If your application takes input from a user or other untrusted source, it should never copy data into a fixed-length buffer without checking the length and truncating it if necessary. Otherwise, an attacker can use the input field to cause a buffer overflow. See “Avoiding Buffer Overflows and Underflows” to learn more.

Format String Attacks

If you are taking input from a user or other untrusted source and displaying it, you need to be careful that your display routines do not process format strings received from the untrusted source. For example, in the following code the syslog standard C library function is used to write a received HTTP request to the system log. Because the syslog function processes format strings, it will process any format strings included in the input packet:

/* receiving http packet */
int size = recv(fd, pktBuf, sizeof(pktBuf), 0);
if (size) {
syslog(LOG_INFO, "Received new HTTP request!");
syslog(LOG_INFO, pktBuf);
}

Many format strings can cause problems for applications.
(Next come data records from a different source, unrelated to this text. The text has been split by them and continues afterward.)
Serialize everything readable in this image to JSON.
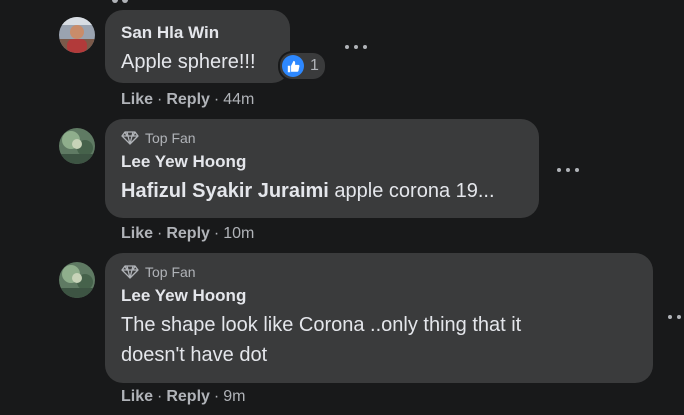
{
  "comments": [
    {
      "author": "San Hla Win",
      "text": "Apple sphere!!!",
      "reaction_count": "1",
      "actions": {
        "like": "Like",
        "reply": "Reply",
        "time": "44m"
      },
      "icons": {
        "reaction": "like-icon",
        "more": "more-options-icon"
      }
    },
    {
      "badge": "Top Fan",
      "author": "Lee Yew Hoong",
      "mention": "Hafizul Syakir Juraimi",
      "text": " apple corona 19...",
      "actions": {
        "like": "Like",
        "reply": "Reply",
        "time": "10m"
      },
      "icons": {
        "badge": "diamond-icon",
        "more": "more-options-icon"
      }
    },
    {
      "badge": "Top Fan",
      "author": "Lee Yew Hoong",
      "text_line1": "The shape look like Corona ..only thing that it",
      "text_line2": "doesn't have dot",
      "actions": {
        "like": "Like",
        "reply": "Reply",
        "time": "9m"
      },
      "icons": {
        "badge": "diamond-icon",
        "more": "more-options-icon"
      }
    }
  ],
  "colors": {
    "background": "#18191a",
    "bubble": "#3a3b3c",
    "text": "#e4e6eb",
    "secondary": "#b0b3b8",
    "like_blue": "#2d88ff"
  }
}
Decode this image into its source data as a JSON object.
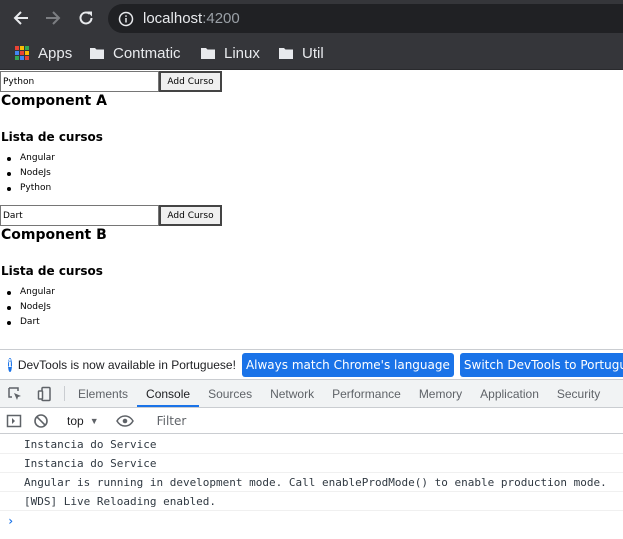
{
  "browser": {
    "url_host": "localhost",
    "url_port": ":4200",
    "bookmarks": [
      {
        "label": "Apps",
        "icon": "apps-grid-icon"
      },
      {
        "label": "Contmatic",
        "icon": "folder-icon"
      },
      {
        "label": "Linux",
        "icon": "folder-icon"
      },
      {
        "label": "Util",
        "icon": "folder-icon"
      }
    ]
  },
  "page": {
    "component_a": {
      "input_value": "Python",
      "button_label": "Add Curso",
      "title": "Component A",
      "list_title": "Lista de cursos",
      "courses": [
        "Angular",
        "NodeJs",
        "Python"
      ]
    },
    "component_b": {
      "input_value": "Dart",
      "button_label": "Add Curso",
      "title": "Component B",
      "list_title": "Lista de cursos",
      "courses": [
        "Angular",
        "NodeJs",
        "Dart"
      ]
    }
  },
  "devtools": {
    "infobar": {
      "message": "DevTools is now available in Portuguese!",
      "button_match": "Always match Chrome's language",
      "button_switch": "Switch DevTools to Portuguese"
    },
    "tabs": [
      "Elements",
      "Console",
      "Sources",
      "Network",
      "Performance",
      "Memory",
      "Application",
      "Security"
    ],
    "active_tab": "Console",
    "context": "top",
    "filter_placeholder": "Filter",
    "logs": [
      "Instancia do Service",
      "Instancia do Service",
      "Angular is running in development mode. Call enableProdMode() to enable production mode.",
      "[WDS] Live Reloading enabled."
    ],
    "prompt": "›"
  },
  "colors": {
    "chrome_dark": "#35363a",
    "accent_blue": "#1a73e8"
  }
}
For example, suppose an attacker passes the following string in the input packet:

"AAAA%08x.%08x.%08x.%08x.%08x.%08x.%08x.%08x.%n"
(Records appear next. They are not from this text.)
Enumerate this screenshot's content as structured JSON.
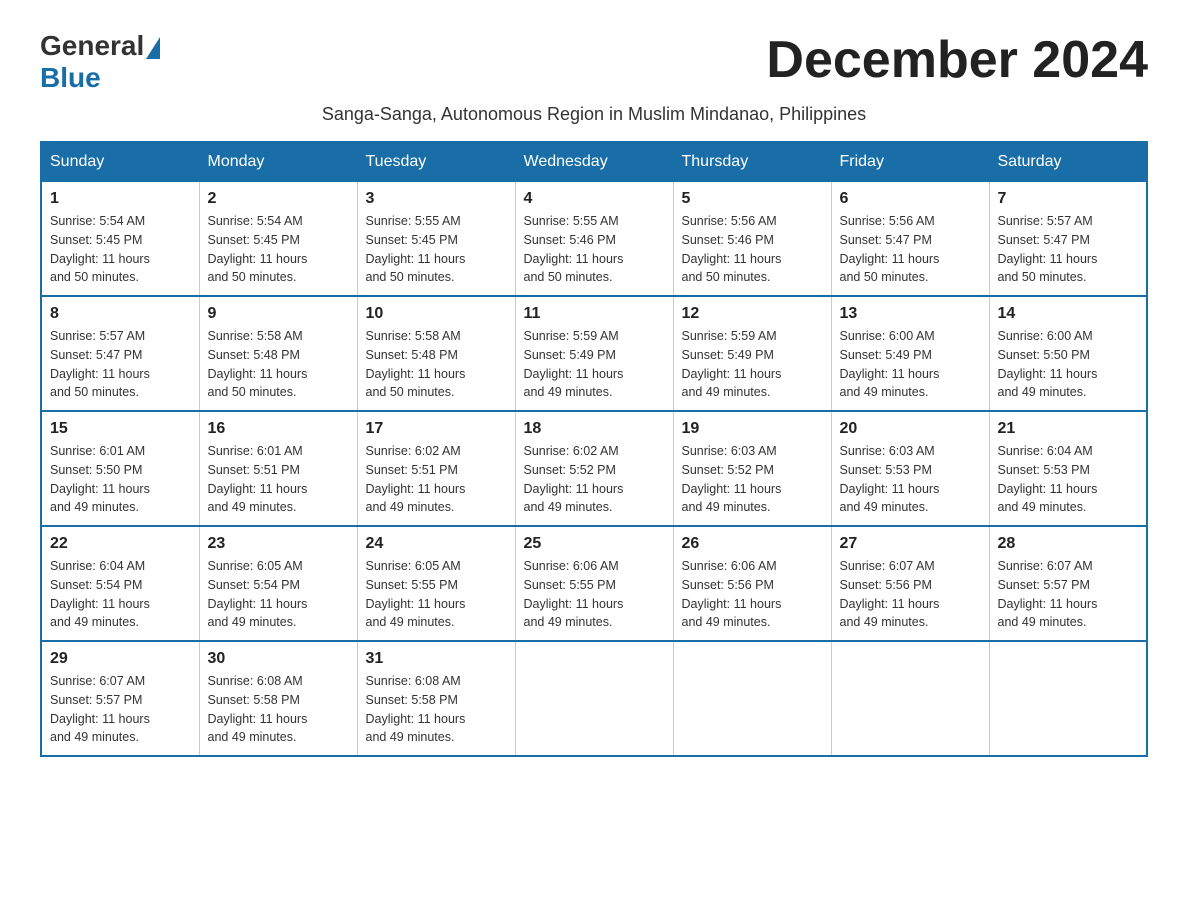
{
  "logo": {
    "general": "General",
    "blue": "Blue"
  },
  "title": "December 2024",
  "subtitle": "Sanga-Sanga, Autonomous Region in Muslim Mindanao, Philippines",
  "weekdays": [
    "Sunday",
    "Monday",
    "Tuesday",
    "Wednesday",
    "Thursday",
    "Friday",
    "Saturday"
  ],
  "weeks": [
    [
      {
        "day": "1",
        "sunrise": "5:54 AM",
        "sunset": "5:45 PM",
        "daylight": "11 hours and 50 minutes."
      },
      {
        "day": "2",
        "sunrise": "5:54 AM",
        "sunset": "5:45 PM",
        "daylight": "11 hours and 50 minutes."
      },
      {
        "day": "3",
        "sunrise": "5:55 AM",
        "sunset": "5:45 PM",
        "daylight": "11 hours and 50 minutes."
      },
      {
        "day": "4",
        "sunrise": "5:55 AM",
        "sunset": "5:46 PM",
        "daylight": "11 hours and 50 minutes."
      },
      {
        "day": "5",
        "sunrise": "5:56 AM",
        "sunset": "5:46 PM",
        "daylight": "11 hours and 50 minutes."
      },
      {
        "day": "6",
        "sunrise": "5:56 AM",
        "sunset": "5:47 PM",
        "daylight": "11 hours and 50 minutes."
      },
      {
        "day": "7",
        "sunrise": "5:57 AM",
        "sunset": "5:47 PM",
        "daylight": "11 hours and 50 minutes."
      }
    ],
    [
      {
        "day": "8",
        "sunrise": "5:57 AM",
        "sunset": "5:47 PM",
        "daylight": "11 hours and 50 minutes."
      },
      {
        "day": "9",
        "sunrise": "5:58 AM",
        "sunset": "5:48 PM",
        "daylight": "11 hours and 50 minutes."
      },
      {
        "day": "10",
        "sunrise": "5:58 AM",
        "sunset": "5:48 PM",
        "daylight": "11 hours and 50 minutes."
      },
      {
        "day": "11",
        "sunrise": "5:59 AM",
        "sunset": "5:49 PM",
        "daylight": "11 hours and 49 minutes."
      },
      {
        "day": "12",
        "sunrise": "5:59 AM",
        "sunset": "5:49 PM",
        "daylight": "11 hours and 49 minutes."
      },
      {
        "day": "13",
        "sunrise": "6:00 AM",
        "sunset": "5:49 PM",
        "daylight": "11 hours and 49 minutes."
      },
      {
        "day": "14",
        "sunrise": "6:00 AM",
        "sunset": "5:50 PM",
        "daylight": "11 hours and 49 minutes."
      }
    ],
    [
      {
        "day": "15",
        "sunrise": "6:01 AM",
        "sunset": "5:50 PM",
        "daylight": "11 hours and 49 minutes."
      },
      {
        "day": "16",
        "sunrise": "6:01 AM",
        "sunset": "5:51 PM",
        "daylight": "11 hours and 49 minutes."
      },
      {
        "day": "17",
        "sunrise": "6:02 AM",
        "sunset": "5:51 PM",
        "daylight": "11 hours and 49 minutes."
      },
      {
        "day": "18",
        "sunrise": "6:02 AM",
        "sunset": "5:52 PM",
        "daylight": "11 hours and 49 minutes."
      },
      {
        "day": "19",
        "sunrise": "6:03 AM",
        "sunset": "5:52 PM",
        "daylight": "11 hours and 49 minutes."
      },
      {
        "day": "20",
        "sunrise": "6:03 AM",
        "sunset": "5:53 PM",
        "daylight": "11 hours and 49 minutes."
      },
      {
        "day": "21",
        "sunrise": "6:04 AM",
        "sunset": "5:53 PM",
        "daylight": "11 hours and 49 minutes."
      }
    ],
    [
      {
        "day": "22",
        "sunrise": "6:04 AM",
        "sunset": "5:54 PM",
        "daylight": "11 hours and 49 minutes."
      },
      {
        "day": "23",
        "sunrise": "6:05 AM",
        "sunset": "5:54 PM",
        "daylight": "11 hours and 49 minutes."
      },
      {
        "day": "24",
        "sunrise": "6:05 AM",
        "sunset": "5:55 PM",
        "daylight": "11 hours and 49 minutes."
      },
      {
        "day": "25",
        "sunrise": "6:06 AM",
        "sunset": "5:55 PM",
        "daylight": "11 hours and 49 minutes."
      },
      {
        "day": "26",
        "sunrise": "6:06 AM",
        "sunset": "5:56 PM",
        "daylight": "11 hours and 49 minutes."
      },
      {
        "day": "27",
        "sunrise": "6:07 AM",
        "sunset": "5:56 PM",
        "daylight": "11 hours and 49 minutes."
      },
      {
        "day": "28",
        "sunrise": "6:07 AM",
        "sunset": "5:57 PM",
        "daylight": "11 hours and 49 minutes."
      }
    ],
    [
      {
        "day": "29",
        "sunrise": "6:07 AM",
        "sunset": "5:57 PM",
        "daylight": "11 hours and 49 minutes."
      },
      {
        "day": "30",
        "sunrise": "6:08 AM",
        "sunset": "5:58 PM",
        "daylight": "11 hours and 49 minutes."
      },
      {
        "day": "31",
        "sunrise": "6:08 AM",
        "sunset": "5:58 PM",
        "daylight": "11 hours and 49 minutes."
      },
      null,
      null,
      null,
      null
    ]
  ]
}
This string retrieves eight items from the stack. Assuming that the format string itself is stored on the stack, depending on the structure of the stack, this might effectively move the stack pointer back to the beginning of the format string. Then the %n token would cause the print function to take the number of bytes written so far and write that value to the memory address stored in the next parameter, which happens to be the format string. Thus, assuming a 32-bit architecture, the AAAA in the format string itself would be treated as the pointer value 0x41414141, and the value at that address would be overwritten with the number 76.

Doing this will usually cause a crash the next time the system has to access that memory location, but by using a string carefully crafted for a specific device and operating system, the attacker can write arbitrary data to any location. See the manual page for printf for a full description of format string syntax.

To prevent format string attacks, make sure that no input data is ever passed as part of a format string. To fix this, just include your own format string in each such function call. For example, the call

printf(buffer)

may be subject to attack, but the call

printf("%s", buffer)

is not. In the second case, all characters in the buffer parameter—including percent signs (%)—are printed out rather than being interpreted as formatting tokens.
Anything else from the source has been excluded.